Mais, ce raisonnement, je n’y crois pas vraiment, parce que l’extrême droite ne fait plus peur. Sauf à moi, dirait-on. 

Les Français ont davantage peur des conséquences immédiates d’une opposition frontale avec Poutine telle que la conduit Emmanuel Macron que des conséquences bien plus terribles à moyen terme d’un accommodement avec la Russie. Or, le RN poutinophile est contre l’opposition frontale et pour l’accommodement. Alors…

Les Français ont davantage peur de devoir à court terme prendre leur retraite à 65 ans ou voir réduites leurs périodes de chômage indemnisable que des conséquences à moyen terme d’un retour sur la réforme des retraites et d’un abandon de la réforme de l’assurance chômage. Le 10 juin, au lendemain des élections , le CAC40 et l’Euro avaient déjà baissé tandis que le taux d’emprunt de la France bondissait, trois indices de jours à venir économiquement sombres. Mais le retour de la retraite à 60 ans et l’abandon de la réforme chômage, c’est quand même chouette et c’est promis par le RN. Alors…
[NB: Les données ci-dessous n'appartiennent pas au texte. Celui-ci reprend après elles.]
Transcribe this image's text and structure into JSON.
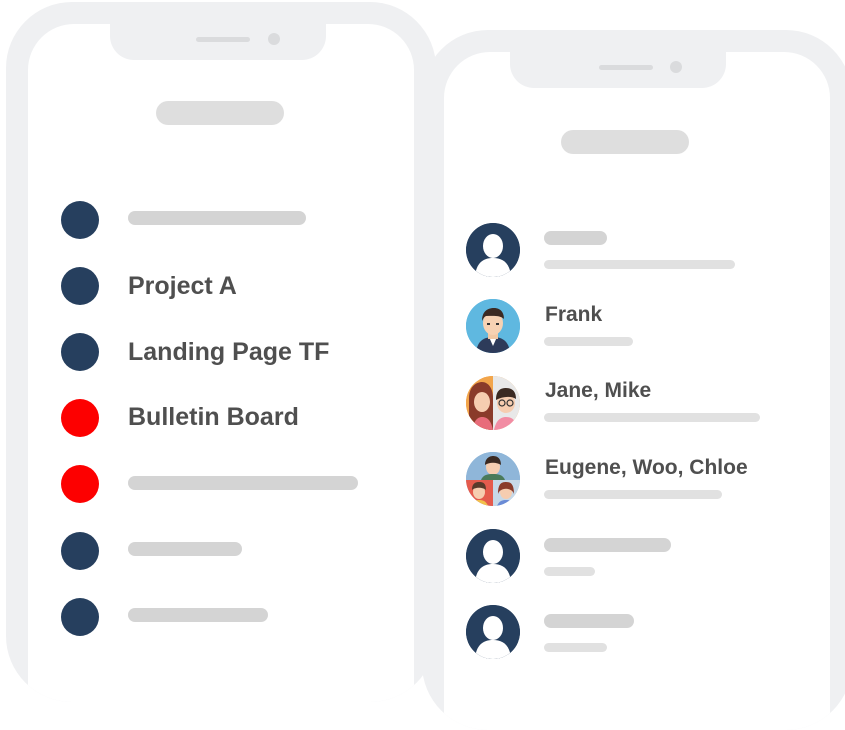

Les Français ont par principe davantage peur de l’envahissement de leurs villes et de leurs campagnes (envahies, les campagnes ? sérieusement ?) par des immigrés à la recherche de travail que de l’invasion imminente de pays très voisins et très semblables au nôtre par un régime dictatorial, impérialiste et violent. Le RN n’aime pas les immigrés mais il aime bien les dictateurs. Et puis, l’invasion, c’est pas pour tout de suite, tandis que les immigrés… Alors…

Voila pour les peurs. 

Mais il y a les haines aussi. 

Beaucoup de Français éprouvent une haine rationnellement inexplicable à l’encontre d’Emmanuel Macron et de ce qu’il représente. Cette haine ne pourra qu’être attisée par la campagne électorale qui s’annonce brève et violente et qui permettra à tous de l’entendre développée chaque soir sur les ondes. 

Les peurs, la haine, voilà pourquoi je pense que dans un mois, les électeurs qui se sont exprimés le 9 juin confirmeront les choix qu’ils ont faits. Alors, j’ai du mal à croire au raisonnement que j’ai attribué plus haut, et peut-être à tort, au Président. 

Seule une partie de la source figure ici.